7a1abfde-af0e-11e0-b72c-000bcdcb5194
July 15, 2011 @ 9:34 pm
"There's a scene in the second episode in which Paris slips out to the battlefield to make a token effort at challenging Achilles to single combat, and happens upon Steven, who wants to fight him. Paris's visible dislike of the idea of combat, and wants nothing more than to get out without dying."

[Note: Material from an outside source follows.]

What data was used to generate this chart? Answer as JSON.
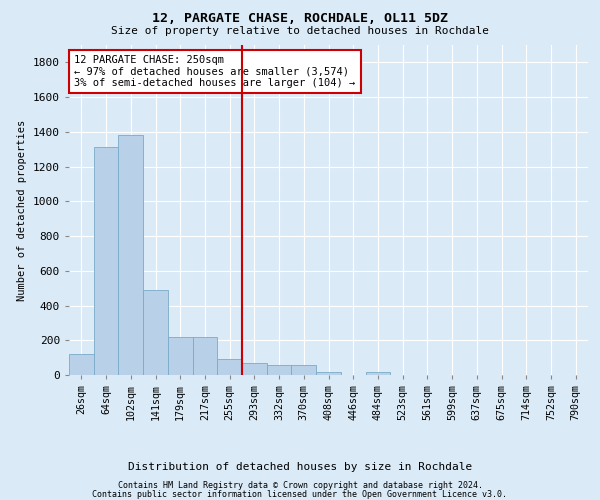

Apart from meeting Steven, that's a pretty exact description of what happens in that incident in the Iliad.
Henry R. Kujawa
May 20, 2012 @ 1:12 pm
Just thought I'd mention that Irwin Allen's THE TIME TUNNEL (where the operators never knew how to control the time machine, either) in the course of its single season did stories rather similar to both "THE CHASE" and "THE MYTH MAKERS". It's funny how his show got to do more "historicals" than DOCTOR WHO, although by mid-season, they were already into futuristic sci-fi, and, "psuedo-historicals", with space aliens invading Earth's past.
maninblackreviews
April 30, 2013 @ 9:52 am
You've redecorated this place. I don't like it.
Joe Heath
May 13, 2019 @ 7:21 pm
This serial has perhaps my favorite line from Doctor Who.
“It’s a little late to say woe (whoa) to the horse.”